Comparability with other surveys
The findings from the present survey relate to and amplify the results of other published surveys, including for example, the REACT (Reassessing European Attitudes about Cardiovascular Treatment) survey, which examined the attitudes to, and the implementation of CHD and lipid treatment guidelines among 754 European PCPs (France, Germany, Italy, Sweden, and the UK) [9]. In common with the results presented here, key barriers identified were a lack of time (38%), prescription costs (30%) and patient compliance (17%). Suggested means of improvement were better education for physician (29%) and patient (25%), promoting, publicizing, or increasing guideline availability (23%) and producing simpler (17%) and clearer (12%) guidelines. The results also reflected a lack of time to spend with each patient and the feeling that patients did not listen or understand anyway. In addition, a recent study in Italy investigated the approach of PCPs to the diagnosis of hypertension [10]. This study showed that the majority of PCPs managed hypertension according to a simple blood pressure-based approach, rather than considering a global approach incorporating all of the cardiovascular risk factors.
Future perspectives
Clearly, issues of resource finance or policy will depend upon the government health strategy of each individual country. Medical societies, however, have a role to play in improving guideline clarity, adaptability and ease of use. Indeed, the latest version of the ESC guidelines have been designed to be used as a framework to promote the development of national guidelines that reflect the political, economic, social and medical circumstances in different European countries [4, 11]. They should therefore complement the preference of physicians for using their national cardiology guidelines. At the centre of the most recent European guidelines is a new chart for assessing total cardiovascular risk based on the SCORE (Systematic Coronary Risk Evaluation) system [12], and incorporating data from a large data set of European studies. In its present form, SCORE predicts 10-year risk of CVD death; developments to allow prediction of total CVD events are anticipated. To improve ease of use, the SCORE risk chart is also available on the internet as an interactive version (HeartScore) [5].
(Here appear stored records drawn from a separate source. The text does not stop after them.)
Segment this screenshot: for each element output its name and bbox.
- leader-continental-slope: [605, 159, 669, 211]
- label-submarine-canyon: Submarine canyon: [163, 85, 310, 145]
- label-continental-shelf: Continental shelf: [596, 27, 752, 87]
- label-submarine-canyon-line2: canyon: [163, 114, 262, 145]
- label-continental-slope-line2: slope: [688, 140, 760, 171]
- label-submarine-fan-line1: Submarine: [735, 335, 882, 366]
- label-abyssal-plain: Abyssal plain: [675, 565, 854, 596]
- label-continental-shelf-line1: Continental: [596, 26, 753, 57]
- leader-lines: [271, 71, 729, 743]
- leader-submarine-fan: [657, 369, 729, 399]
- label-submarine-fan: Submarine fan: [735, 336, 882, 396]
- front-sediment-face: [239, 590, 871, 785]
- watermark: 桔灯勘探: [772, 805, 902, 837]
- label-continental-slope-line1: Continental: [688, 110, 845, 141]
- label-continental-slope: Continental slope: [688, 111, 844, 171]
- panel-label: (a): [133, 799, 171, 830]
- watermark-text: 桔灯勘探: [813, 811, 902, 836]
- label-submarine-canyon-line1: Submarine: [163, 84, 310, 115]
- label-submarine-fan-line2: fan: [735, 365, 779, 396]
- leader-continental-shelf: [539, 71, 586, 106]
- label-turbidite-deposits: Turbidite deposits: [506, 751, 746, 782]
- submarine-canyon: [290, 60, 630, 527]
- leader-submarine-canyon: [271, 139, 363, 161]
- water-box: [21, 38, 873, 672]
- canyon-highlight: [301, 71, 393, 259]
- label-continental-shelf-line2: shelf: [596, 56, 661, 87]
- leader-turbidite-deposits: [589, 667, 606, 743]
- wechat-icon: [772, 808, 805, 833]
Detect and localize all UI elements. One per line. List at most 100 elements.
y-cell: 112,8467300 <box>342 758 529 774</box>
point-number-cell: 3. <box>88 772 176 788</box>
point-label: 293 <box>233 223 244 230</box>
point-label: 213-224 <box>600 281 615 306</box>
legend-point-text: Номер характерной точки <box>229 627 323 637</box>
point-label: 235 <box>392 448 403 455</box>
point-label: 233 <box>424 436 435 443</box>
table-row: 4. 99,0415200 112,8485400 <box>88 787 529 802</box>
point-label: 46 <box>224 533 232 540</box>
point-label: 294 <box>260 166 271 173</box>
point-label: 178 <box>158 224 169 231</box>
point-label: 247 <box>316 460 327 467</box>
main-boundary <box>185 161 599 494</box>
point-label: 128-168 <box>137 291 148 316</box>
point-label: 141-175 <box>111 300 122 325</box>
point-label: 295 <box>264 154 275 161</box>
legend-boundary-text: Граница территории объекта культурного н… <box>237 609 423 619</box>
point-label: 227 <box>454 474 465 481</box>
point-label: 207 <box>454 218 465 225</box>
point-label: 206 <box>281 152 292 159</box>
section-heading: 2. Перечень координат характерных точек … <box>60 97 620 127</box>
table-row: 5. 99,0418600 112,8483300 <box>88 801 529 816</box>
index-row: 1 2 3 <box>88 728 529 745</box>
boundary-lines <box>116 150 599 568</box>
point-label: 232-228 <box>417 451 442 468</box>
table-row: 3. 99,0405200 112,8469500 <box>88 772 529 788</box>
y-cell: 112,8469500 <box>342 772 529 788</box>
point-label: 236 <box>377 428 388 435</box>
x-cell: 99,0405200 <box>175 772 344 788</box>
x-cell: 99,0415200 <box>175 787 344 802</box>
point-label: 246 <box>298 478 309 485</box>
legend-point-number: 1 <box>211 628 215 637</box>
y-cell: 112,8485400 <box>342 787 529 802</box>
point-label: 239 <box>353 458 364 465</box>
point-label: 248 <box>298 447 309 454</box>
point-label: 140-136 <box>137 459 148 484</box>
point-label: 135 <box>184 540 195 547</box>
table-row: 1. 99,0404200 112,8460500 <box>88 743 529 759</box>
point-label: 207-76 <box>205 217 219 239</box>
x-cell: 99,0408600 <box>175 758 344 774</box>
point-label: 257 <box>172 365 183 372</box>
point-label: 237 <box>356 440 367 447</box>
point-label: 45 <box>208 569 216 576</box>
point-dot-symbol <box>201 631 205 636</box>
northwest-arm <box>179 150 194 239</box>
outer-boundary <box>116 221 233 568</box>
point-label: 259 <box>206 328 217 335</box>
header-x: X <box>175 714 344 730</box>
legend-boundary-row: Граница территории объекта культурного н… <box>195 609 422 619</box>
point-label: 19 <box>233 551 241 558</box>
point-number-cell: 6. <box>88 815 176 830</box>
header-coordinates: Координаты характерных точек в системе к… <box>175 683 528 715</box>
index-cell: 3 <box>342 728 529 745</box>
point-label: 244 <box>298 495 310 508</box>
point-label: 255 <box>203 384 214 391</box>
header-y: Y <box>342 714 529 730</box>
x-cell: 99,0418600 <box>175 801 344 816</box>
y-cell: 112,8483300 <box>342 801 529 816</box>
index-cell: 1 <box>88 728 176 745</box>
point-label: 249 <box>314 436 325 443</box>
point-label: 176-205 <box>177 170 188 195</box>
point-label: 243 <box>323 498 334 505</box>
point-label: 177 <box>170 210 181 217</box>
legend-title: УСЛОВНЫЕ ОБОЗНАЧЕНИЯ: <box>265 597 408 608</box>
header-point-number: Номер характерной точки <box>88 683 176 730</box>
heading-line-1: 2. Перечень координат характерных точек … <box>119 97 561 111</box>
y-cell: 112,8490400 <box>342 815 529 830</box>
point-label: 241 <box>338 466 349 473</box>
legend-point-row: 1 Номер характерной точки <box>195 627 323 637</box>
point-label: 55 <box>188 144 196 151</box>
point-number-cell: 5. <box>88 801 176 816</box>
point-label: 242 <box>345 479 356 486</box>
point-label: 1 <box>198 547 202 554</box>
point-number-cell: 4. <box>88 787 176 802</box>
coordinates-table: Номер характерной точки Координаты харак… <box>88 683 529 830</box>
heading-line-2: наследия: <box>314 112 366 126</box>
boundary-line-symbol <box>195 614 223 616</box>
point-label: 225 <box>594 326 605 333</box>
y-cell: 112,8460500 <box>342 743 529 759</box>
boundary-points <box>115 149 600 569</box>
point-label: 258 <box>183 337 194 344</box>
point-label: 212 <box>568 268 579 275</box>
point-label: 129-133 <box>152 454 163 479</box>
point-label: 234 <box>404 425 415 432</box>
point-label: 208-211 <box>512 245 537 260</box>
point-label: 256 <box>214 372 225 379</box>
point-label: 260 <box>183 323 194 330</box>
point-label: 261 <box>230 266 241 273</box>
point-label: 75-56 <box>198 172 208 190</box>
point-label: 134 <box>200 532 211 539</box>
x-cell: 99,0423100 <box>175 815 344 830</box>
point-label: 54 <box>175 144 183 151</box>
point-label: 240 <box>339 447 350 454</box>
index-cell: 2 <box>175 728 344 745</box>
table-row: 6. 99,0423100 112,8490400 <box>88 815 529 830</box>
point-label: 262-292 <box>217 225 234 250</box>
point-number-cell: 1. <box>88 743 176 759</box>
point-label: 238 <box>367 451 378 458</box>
The ESC has invested considerable resource in aiding the reduction of cardiovascular risk in Europe. Although current recommendations exist in full text, summary and pocket form, the present survey suggests that even simpler versions and more widespread dissemination would be helpful. Furthermore, the role of the cardiology profession in lobbying for more physician time for prevention, and appropriate reimbursement, has probably been underestimated.